Nieprzewidywalność Donalda Trumpa tym razem uderzyła w Polskę, w ten sposób odczuliśmy skutki huraganu Dorian, zanim on w ogóle dotarł do Stanów Zjednoczonych.
Do wybrzeży Florydy ma dotrzeć w poniedziałek. Jeżeli specjaliści od prognozy dobrze to obliczyli, to znaczy, że prezydent USA mógłby bez większego ryzyka wziąć udział w niedzielnych uroczystościach w Warszawie związanych z 80. rocznicą wybuchu drugiej wojny.
Kluczowe pytanie brzmi, czy gdyby dotyczyło to innego kraju i innych okoliczności, Donald Trump nie zdecydowałby się jednak na przylot, skracając program wizyty?
Przypuszczam - nie mając na to oczywiście dowodów, bo podobnej sytuacji nie było - że z przylotu na zaproszenie króla czy księcia koronnego Arabii Saudyjskiej albo premiera Izraela, by jednak nie zrezygnował.
Donald Trump dokonał kalkulacji, z której mu wyszło, że w związku z walką o reelekcję w 2020 roku opłaca mu się zostać w Ameryce w roli gospodarza zatroskanego o los mieszkańców.
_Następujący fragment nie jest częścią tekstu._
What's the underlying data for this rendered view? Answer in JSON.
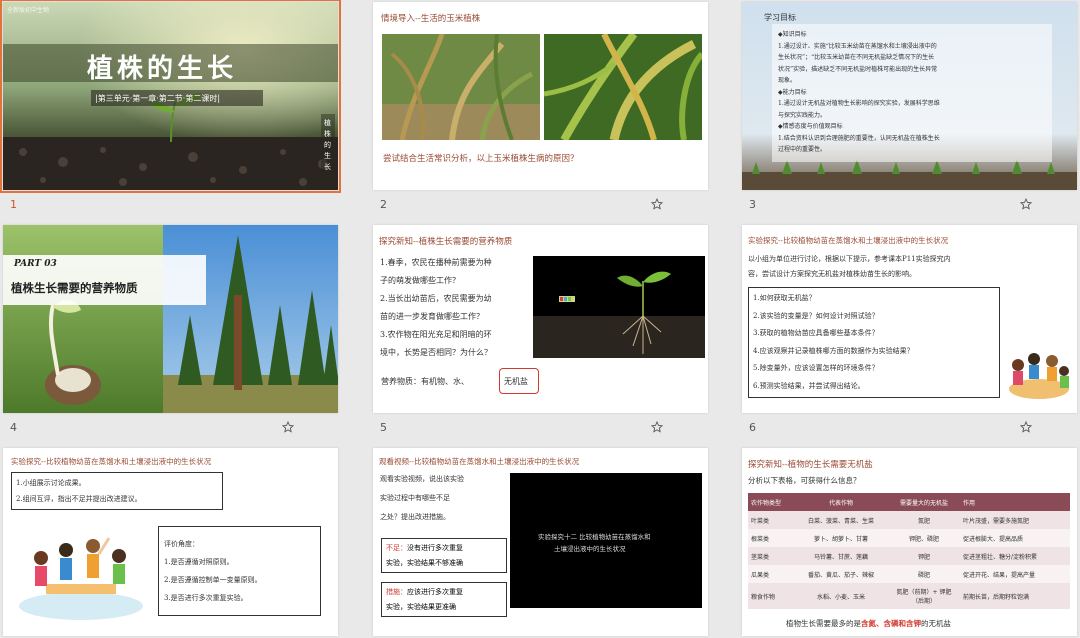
{
  "slides": [
    {
      "num": "1",
      "title": "植株的生长",
      "subtitle": "|第三单元·第一章·第二节·第二课时|",
      "side_text": "植株的生长",
      "corner_text": "全新版初中生物"
    },
    {
      "num": "2",
      "heading": "情境导入--生活的玉米植株",
      "question": "尝试结合生活常识分析，以上玉米植株生病的原因？"
    },
    {
      "num": "3",
      "heading": "学习目标",
      "lines": [
        "◆知识目标",
        "1.通过设计、实施“比较玉米幼苗在蒸馏水和土壤浸出液中的",
        "生长状况”；“比较玉米幼苗在不同无机盐缺乏情况下的生长",
        "状况”实验，描述缺乏不同无机盐时植株可能出现的生长异常",
        "现象。",
        "◆能力目标",
        "1.通过设计无机盐对植物生长影响的探究实验，发展科学思维",
        "与探究实践能力。",
        "◆情感态度与价值观目标",
        "1.结合资料认识到合理施肥的重要性，认同无机盐在植株生长",
        "过程中的重要性。"
      ]
    },
    {
      "num": "4",
      "part": "PART 03",
      "title": "植株生长需要的营养物质"
    },
    {
      "num": "5",
      "heading": "探究新知--植株生长需要的营养物质",
      "lines": [
        "1.春季，农民在播种前需要为种",
        "子的萌发做哪些工作？",
        "2.当长出幼苗后，农民需要为幼",
        "苗的进一步发育做哪些工作？",
        "3.农作物在阳光充足和阴暗的环",
        "境中，长势是否相同？为什么？"
      ],
      "nutrients_prefix": "营养物质：有机物、水、",
      "nutrients_highlight": "无机盐"
    },
    {
      "num": "6",
      "heading": "实验探究--比较植物幼苗在蒸馏水和土壤浸出液中的生长状况",
      "intro": [
        "以小组为单位进行讨论，根据以下提示，参考课本P11实验探究内",
        "容，尝试设计方案探究无机盐对植株幼苗生长的影响。"
      ],
      "questions": [
        "1.如何获取无机盐？",
        "2.该实验的变量是？如何设计对照试验？",
        "3.获取的植物幼苗应具备哪些基本条件？",
        "4.应该观察并记录植株哪方面的数据作为实验结果？",
        "5.除变量外，应该设置怎样的环境条件？",
        "6.预测实验结果，并尝试得出结论。"
      ]
    },
    {
      "num": "7",
      "heading": "实验探究--比较植物幼苗在蒸馏水和土壤浸出液中的生长状况",
      "tasks": [
        "1.小组展示讨论成果。",
        "2.组间互评，指出不足并提出改进建议。"
      ],
      "eval_title": "评价角度：",
      "evals": [
        "1.是否遵循对照原则。",
        "2.是否遵循控制单一变量原则。",
        "3.是否进行多次重复实验。"
      ]
    },
    {
      "num": "8",
      "heading": "观看视频--比较植物幼苗在蒸馏水和土壤浸出液中的生长状况",
      "lines": [
        "观看实验视频，说出该实验",
        "实验过程中有哪些不足",
        "之处？提出改进措施。"
      ],
      "shortage_label": "不足：",
      "shortage": [
        "没有进行多次重复",
        "实验，实验结果不够准确"
      ],
      "fix_label": "措施：",
      "fix": [
        "应该进行多次重复",
        "实验，实验结果更准确"
      ],
      "video_text": [
        "实验探究十二 比较植物幼苗在蒸馏水和",
        "土壤浸出液中的生长状况"
      ]
    },
    {
      "num": "9",
      "heading": "探究新知--植物的生长需要无机盐",
      "sub": "分析以下表格，可获得什么信息？",
      "table_head": [
        "农作物类型",
        "代表作物",
        "需要量大的无机盐",
        "作用"
      ],
      "table_rows": [
        [
          "叶菜类",
          "白菜、菠菜、青菜、生菜",
          "氮肥",
          "叶片茂盛，需要多施氮肥"
        ],
        [
          "根菜类",
          "萝卜、胡萝卜、甘薯",
          "钾肥、磷肥",
          "促进根膨大、提高品质"
        ],
        [
          "茎菜类",
          "马铃薯、甘蔗、莲藕",
          "钾肥",
          "促进茎粗壮、糖分/淀粉积累"
        ],
        [
          "瓜果类",
          "番茄、黄瓜、茄子、辣椒",
          "磷肥",
          "促进开花、结果，提高产量"
        ],
        [
          "粮食作物",
          "水稻、小麦、玉米",
          "氮肥（前期）+ 钾肥（后期）",
          "前期长苗，后期籽粒饱满"
        ]
      ],
      "conclusion_prefix": "植物生长需要最多的是",
      "conclusion_highlight": "含氮、含磷和含钾",
      "conclusion_suffix": "的无机盐"
    }
  ],
  "colors": {
    "accent": "#e0743a",
    "title": "#9a4a32",
    "table_header": "#8a4b57",
    "highlight": "#d23a2e"
  }
}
Zwłaszcza głosujących w swing states, takich jak Floryda, stanach wahających się między wyborem republikanów i demokratów. Na drugiej szali były: 1. pamięć o drugiej wojnie, także ostatnich żyjących ofiarach. 2. stosunki z Polską i całym regionem, bo przecież w Warszawie mieli się z nim spotkać i prezydent Wołodymyr Zełenski (po raz pierwszy), i przywódcy państw bałtyckich (dla dwóch z nich, Łotysza i Litwina, też miało być to pierwsze spotkanie). Łatwiej było Trumpowi zrezygnować z przylotu, bo już wcześniej skrócił program o Danię, której premier nie chciała z nim rozmawiać o sprzedaży Grenlandii. Wszystko wskazuje na to, że w tym ważeniu zysków i strat na drugiej szali nie pojawiły się głosy amerykańskiej Polonii w swing states, np. Pensylwanii. Może powinny?